布鲁克林冷笑着问道。 能坐到这个位置的人,背景资料很干净,这简直是对干净这个词的侮辱。 “为什么不呢?”
温士顿耸了耸肩“至少他是个守规矩的人,不会像条疯狗一样。只要守规矩,就好办多了,不是吗?”
“我更喜欢凯文·宾斯,他可以自己玩儿一整天,不需要我们陪他一起玩儿。”
布鲁克林回答。 像凯文·宾斯这样的对手,布鲁克林是真心喜欢。他甚至开始怀念起凯文·宾斯了。 “弗雷德里克明天要跟我谈谈合作。”
布鲁克林怀念着凯文·宾斯,并在心里默默祝福着他,开口道。 “他也想跟我谈谈,但被我拒绝了。”
温士顿说起了弗雷德里克的预约“我不打算见他。我很忙的。”
布鲁克林想起了温士顿现在的处境,一面要稳固地位,一面要争取党内更多话语权,获得更多资源倾斜,一面还要跟前妻作斗争,还得在儿子面前演戏。完全就是内忧外患。 布鲁克林已经开始同情温士顿了。 “他还要见什么人?”
布鲁克林默默同情温士顿三秒钟,随后收起同情心问道。 “还有大卫跟安妮·奥尔丁顿。”
大卫,安妮·奥尔丁顿,雷利·温士顿,以及自己。 弗雷德里克准确地摸准了他在纽约的全部势力布局。 这可比凯文·宾斯厉害多了。 “我现在开始期待明天的见面了。”
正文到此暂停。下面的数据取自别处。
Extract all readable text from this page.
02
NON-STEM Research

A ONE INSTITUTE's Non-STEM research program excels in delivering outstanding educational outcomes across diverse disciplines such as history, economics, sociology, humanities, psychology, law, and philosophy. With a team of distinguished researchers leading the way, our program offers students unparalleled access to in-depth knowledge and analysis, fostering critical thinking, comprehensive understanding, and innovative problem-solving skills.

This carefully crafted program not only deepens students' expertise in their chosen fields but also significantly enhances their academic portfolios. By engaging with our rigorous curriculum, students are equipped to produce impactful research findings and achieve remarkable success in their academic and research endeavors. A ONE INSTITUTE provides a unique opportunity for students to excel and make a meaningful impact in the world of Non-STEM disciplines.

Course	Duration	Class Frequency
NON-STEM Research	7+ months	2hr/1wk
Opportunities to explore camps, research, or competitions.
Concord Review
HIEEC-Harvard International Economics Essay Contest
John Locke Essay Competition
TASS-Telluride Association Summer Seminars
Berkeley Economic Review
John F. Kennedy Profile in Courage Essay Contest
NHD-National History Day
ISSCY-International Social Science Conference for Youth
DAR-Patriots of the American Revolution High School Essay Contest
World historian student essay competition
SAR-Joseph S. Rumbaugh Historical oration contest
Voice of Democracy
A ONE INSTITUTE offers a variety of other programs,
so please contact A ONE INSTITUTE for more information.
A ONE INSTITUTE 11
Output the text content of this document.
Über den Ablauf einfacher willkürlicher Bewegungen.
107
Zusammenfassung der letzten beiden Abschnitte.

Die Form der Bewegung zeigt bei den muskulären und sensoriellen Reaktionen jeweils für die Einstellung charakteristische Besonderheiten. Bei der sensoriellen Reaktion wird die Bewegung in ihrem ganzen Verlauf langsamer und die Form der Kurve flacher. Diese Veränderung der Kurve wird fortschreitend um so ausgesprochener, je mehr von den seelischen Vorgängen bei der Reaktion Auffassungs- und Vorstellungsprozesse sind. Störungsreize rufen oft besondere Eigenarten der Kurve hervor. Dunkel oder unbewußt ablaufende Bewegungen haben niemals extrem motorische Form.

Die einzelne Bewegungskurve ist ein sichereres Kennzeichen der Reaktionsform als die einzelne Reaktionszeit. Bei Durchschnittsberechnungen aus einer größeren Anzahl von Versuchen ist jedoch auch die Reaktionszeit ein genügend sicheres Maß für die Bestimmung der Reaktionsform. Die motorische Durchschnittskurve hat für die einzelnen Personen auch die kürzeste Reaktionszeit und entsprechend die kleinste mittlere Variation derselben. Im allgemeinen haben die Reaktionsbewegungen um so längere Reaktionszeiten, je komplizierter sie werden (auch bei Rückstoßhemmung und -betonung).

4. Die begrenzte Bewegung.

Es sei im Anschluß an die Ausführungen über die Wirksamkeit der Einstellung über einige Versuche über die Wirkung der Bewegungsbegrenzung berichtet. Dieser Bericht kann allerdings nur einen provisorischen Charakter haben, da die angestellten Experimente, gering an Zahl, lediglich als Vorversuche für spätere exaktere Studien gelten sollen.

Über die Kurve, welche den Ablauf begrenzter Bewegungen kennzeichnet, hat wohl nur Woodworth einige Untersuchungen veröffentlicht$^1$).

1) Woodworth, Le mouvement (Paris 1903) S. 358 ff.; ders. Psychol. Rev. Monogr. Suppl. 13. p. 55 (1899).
布鲁克林笑着说道,心中却愈发谨慎起来。 ………………………… 德克斯特在公寓里挣扎许久,最终默默掏出了通风口盖子,将木盒取出,他的手指轻轻抚摸过木盒中的玻片,内心躁动的野兽不仅没有获得安抚,反而愈发饥渴起来。 啪嗒~ 德克斯特盖上木盒,将它放回原位,仔细盖好通风口盖子,从床下拖出卷袋,吹落上面的灰尘,将卷袋摊开在地板上,细细检查着每一把刀具。 将卷袋重新卷起,放进帆布包里,又掏出一盒药剂,用针筒吸满药液,盖上盖子,放进帆布包各层,最后再塞一卷保鲜膜跟一卷垃圾袋,德克斯特关闭灯光,摸着黑走出家门。 不久后,楼下传来引擎的发动声,车子离开公寓楼。 ……………… 贝内特被巡警送了回来。 警方对贝内特母亲之死展开了调查,他们有所疑虑的地方在于,死者脑后的伤太重了。 那不太像‘一不小心推了一把’导致的。 经过解剖发现,死者后脑的伤在颅骨上留下了许多裂纹。 这需要很大的力气。 但力道这个东西并不能精准量化。 按照贝内特所说,当时他很气愤,母亲离他很近,他不想再听母亲辱骂自己,就起身准备离开。但母亲不依不饶地始终跟在身后。于是贝内特烦躁地挥了挥手。 气愤之下的人是不知道轻重的。 从动机上来看,贝内特的确不是故意的。 因此警方并没有逮捕他,仅仅只是屡次喊他去问话。 今天又被问了半天话,还被拉去做了许多莫名其妙的试验,这让贝内特既疲惫又恐惧。 好在警方在得知自己跟州长的儿子住在一起后,对他客气了不少。 得好好感谢杰瑞。 贝内特这么想着,从地铁走下来,并没有立即回家,而是去超市买了一大堆的食材,笨拙地提着往家赶。 由于中途拐去超市购买食材,贝内特回来的有些晚了。 再加上贝内特本来就是个宅男,体力堪忧,提着一大堆食材走了两公里的路,累得气喘吁吁,当他终于走到家时,天已经完全黑了。 看见房间里亮着灯光,贝内特嘴角浮现出一丝笑容。 “杰瑞!”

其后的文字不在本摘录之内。